Oui, mais voilà, aujourd’hui on exige des miracles. En permanence qui plus est. Prenons un exemple. Aidan O’Brien est le plus titré des entraîneurs de l’histoire du sport hippique européen. Ballydoyle est la plus efficace des fabriques à gagnants de Gr1 que l’on a connue. Mais, même chez la meilleure équipe, il est impossible de maintenir en permanence le même niveau de performance dans les grandes courses. Sa première partie de saison 2022 en atteste. Ballydoyle, du grand Vincent O’Brien jusqu’à son homonyme Aidan, a donc toujours connu des hauts et des bas. Avec bien sûr plus de hauts que de bas, d’où leur position de leaders. Mais comme toutes les grandes maisons… il faut les juger sur le long terme.
L’ascenseur émotionnel
En 2021, les chevaux des Aga Khan Studs ont remporté 15 Stakes. Même en l’absence de Gr1, cet exercice était déjà dans le tiers supérieur des deux décennies passées selon ce critère. Les saisons les plus difficiles furent vraisemblablement 2003, 2004 et 2018. En sachant que la grosse vingtaine de produits de Redoute’s Choice (Danehill) issus des Aga Khan Studs sont nés en 2014 et 2015. La non-réussite européenne de cet étalon n’est pas suffisante pour expliquer le passage à vide de l’écurie. Comme toujours, en pareille situation, tout le monde y va de son commentaire. Et trop souvent, c’est le règne de la pensée simplificatrice dans les travées de Longchamp ou de Deauville. Chacun a son idée. Mais en général plus elle est simple, plus elle fait son chemin ! Or, en cas de méforme ou de surperformance, au haras comme en course, il y a rarement une explication limpide.
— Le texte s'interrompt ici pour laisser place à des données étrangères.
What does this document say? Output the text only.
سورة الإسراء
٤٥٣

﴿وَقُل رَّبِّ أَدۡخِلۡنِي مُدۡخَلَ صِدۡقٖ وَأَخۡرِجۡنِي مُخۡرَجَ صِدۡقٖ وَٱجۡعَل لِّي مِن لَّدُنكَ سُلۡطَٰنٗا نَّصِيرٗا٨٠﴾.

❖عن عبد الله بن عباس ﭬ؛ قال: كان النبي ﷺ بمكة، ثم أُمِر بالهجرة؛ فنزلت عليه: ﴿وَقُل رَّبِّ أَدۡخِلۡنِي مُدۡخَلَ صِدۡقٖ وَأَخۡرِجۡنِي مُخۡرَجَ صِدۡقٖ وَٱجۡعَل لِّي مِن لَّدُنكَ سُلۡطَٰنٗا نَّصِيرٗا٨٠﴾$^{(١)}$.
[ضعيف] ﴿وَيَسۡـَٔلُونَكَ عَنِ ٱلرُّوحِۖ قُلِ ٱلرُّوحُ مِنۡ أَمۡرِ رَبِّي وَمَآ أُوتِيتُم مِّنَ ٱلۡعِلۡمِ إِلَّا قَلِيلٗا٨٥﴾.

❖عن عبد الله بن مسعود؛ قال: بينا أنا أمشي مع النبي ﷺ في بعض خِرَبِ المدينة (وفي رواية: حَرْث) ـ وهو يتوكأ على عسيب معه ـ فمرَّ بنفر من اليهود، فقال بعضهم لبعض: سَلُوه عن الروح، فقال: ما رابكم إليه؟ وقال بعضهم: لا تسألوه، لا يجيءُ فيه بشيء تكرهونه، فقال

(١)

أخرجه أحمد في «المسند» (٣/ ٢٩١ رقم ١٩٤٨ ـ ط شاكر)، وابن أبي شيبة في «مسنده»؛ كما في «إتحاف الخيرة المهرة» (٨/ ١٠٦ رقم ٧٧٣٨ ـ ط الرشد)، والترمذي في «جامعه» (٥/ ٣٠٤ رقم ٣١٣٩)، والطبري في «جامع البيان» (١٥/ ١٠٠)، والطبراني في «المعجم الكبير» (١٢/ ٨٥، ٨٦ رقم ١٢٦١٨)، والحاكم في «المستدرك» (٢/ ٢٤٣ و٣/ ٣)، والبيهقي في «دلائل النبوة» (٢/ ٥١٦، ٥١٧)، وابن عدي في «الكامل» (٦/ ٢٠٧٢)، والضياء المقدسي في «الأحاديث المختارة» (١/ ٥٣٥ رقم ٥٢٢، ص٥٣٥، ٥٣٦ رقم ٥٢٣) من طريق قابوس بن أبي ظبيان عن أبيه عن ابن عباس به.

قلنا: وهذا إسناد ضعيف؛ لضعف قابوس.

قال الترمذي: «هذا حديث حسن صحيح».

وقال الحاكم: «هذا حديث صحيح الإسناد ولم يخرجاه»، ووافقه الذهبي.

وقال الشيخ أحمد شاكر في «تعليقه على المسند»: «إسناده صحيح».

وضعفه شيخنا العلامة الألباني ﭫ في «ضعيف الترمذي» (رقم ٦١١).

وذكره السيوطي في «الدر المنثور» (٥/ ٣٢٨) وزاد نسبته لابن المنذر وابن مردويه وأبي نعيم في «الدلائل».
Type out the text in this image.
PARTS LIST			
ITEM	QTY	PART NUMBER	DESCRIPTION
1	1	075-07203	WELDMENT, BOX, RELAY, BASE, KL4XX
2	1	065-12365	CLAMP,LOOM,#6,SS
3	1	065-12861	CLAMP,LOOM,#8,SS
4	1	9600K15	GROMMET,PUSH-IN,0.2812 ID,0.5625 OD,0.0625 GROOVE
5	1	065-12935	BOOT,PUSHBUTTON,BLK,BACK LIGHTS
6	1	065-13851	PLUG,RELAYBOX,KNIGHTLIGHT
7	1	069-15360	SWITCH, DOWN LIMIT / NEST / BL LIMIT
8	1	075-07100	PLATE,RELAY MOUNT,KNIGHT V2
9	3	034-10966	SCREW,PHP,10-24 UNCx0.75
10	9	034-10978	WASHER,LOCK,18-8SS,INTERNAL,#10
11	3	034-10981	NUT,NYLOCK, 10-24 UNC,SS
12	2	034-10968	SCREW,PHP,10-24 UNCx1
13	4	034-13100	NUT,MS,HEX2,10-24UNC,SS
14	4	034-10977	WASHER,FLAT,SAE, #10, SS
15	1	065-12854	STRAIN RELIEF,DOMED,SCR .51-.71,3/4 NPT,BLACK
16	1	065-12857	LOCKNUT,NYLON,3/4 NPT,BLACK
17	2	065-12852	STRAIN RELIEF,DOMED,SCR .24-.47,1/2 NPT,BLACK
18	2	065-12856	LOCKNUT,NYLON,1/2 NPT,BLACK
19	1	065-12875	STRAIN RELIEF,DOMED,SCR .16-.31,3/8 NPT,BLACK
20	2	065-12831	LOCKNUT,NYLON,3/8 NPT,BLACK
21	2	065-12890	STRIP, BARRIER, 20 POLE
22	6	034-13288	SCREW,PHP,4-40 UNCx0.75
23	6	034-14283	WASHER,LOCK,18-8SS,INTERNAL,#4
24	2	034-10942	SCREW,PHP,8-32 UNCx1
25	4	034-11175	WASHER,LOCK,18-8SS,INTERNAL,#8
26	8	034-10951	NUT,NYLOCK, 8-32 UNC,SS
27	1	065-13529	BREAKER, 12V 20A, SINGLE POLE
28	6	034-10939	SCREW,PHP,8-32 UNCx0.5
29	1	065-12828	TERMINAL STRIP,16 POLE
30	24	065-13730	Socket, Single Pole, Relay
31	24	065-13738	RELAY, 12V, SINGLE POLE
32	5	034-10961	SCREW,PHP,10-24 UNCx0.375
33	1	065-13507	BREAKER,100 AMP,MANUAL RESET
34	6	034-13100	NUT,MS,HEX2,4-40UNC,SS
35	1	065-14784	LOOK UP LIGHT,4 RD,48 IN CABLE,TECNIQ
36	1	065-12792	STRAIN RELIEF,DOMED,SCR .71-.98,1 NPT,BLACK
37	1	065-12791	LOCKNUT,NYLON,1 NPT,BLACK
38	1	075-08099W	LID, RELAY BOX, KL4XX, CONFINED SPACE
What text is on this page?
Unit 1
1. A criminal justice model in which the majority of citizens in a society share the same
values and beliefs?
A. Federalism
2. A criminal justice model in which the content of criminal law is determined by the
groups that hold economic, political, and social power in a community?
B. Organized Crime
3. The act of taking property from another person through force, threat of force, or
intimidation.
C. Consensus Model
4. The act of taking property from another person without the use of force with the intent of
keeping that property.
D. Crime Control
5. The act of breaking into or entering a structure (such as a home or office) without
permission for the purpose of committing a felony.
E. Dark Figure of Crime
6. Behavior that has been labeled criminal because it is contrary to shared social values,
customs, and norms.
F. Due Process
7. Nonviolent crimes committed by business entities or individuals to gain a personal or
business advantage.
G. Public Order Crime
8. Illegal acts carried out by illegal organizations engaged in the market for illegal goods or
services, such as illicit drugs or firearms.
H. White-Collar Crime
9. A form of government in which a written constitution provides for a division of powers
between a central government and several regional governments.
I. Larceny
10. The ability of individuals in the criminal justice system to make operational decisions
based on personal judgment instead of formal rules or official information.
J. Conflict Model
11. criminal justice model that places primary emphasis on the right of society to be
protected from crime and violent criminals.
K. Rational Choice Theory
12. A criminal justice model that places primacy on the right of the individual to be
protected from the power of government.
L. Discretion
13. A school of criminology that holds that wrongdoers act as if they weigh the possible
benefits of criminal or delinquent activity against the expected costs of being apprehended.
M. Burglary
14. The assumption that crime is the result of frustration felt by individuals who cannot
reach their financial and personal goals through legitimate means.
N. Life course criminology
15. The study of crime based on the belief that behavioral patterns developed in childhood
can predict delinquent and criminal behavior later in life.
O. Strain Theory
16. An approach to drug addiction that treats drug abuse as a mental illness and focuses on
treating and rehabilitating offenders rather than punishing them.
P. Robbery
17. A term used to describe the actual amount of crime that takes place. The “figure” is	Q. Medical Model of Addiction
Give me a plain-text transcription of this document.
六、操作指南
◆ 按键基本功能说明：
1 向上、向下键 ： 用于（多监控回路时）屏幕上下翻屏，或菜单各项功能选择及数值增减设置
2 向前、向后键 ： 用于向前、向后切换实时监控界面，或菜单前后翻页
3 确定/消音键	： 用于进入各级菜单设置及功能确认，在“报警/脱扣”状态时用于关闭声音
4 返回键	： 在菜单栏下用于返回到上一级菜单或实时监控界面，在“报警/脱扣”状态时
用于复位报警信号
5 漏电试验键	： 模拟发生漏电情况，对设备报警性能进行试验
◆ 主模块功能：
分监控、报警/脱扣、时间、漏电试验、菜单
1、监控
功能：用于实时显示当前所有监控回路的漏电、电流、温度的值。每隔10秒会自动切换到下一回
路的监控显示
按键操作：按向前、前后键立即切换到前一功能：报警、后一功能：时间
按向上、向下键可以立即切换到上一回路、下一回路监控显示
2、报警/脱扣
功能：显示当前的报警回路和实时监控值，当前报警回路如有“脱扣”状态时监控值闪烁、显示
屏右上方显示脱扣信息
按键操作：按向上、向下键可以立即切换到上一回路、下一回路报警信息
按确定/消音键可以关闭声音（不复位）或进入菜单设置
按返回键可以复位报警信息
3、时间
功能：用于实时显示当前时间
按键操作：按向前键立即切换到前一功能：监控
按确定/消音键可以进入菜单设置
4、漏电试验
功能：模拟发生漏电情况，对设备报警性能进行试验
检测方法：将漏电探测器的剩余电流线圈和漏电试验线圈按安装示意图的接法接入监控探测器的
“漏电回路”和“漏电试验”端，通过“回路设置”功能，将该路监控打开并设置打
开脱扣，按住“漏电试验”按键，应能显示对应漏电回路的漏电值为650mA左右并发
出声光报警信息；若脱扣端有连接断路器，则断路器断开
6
Alors que les Aga Khan Studs fêtent leur centenaire, il est d’ailleurs intéressant de jeter un œil sur les montagnes russes que constituent l’histoire et le palmarès de cette casaque. Parfois, on a une raison évidente, comme lorsque l’écurie avait fortement réduit son effectif au moment de la succession au tournant des années 1950 et 1960. Mais le plus souvent, il est tout simplement bien difficile de trouver un coupable, qu’il soit dans l’herbe, dans les croisements ou sur les chevaux aux petits matins… Surtout quand la méforme de l’écurie touche au même moment un effectif réparti chez plusieurs entraîneurs. Et c’est pareil lors des périodes euphoriques où les victoires s’enchaînent.
La France qui tousse
S’il y a un sujet qui alimente les conversations, c’est bien celui de la baisse de la compétitivité de la France au niveau européen. Par le passé, les grandes victoires françaises ont, il faut bien l’avouer, été en grande partie le fait de nos acteurs les plus importants. Et c’est logique, car il faut les reins solides pour s’asseoir à la table des grands sur le long terme. Or quand nos plus belles casaques ne sont pas en forme, comme ce fut le cas ces dernières années, c’est toute la France hippique qui tousse. Dès lors, si le retour en forme des Aga venait à se confirmer dans les semaines et mois à venir, cela constituerait une excellente nouvelle pour la filière française dans son ensemble…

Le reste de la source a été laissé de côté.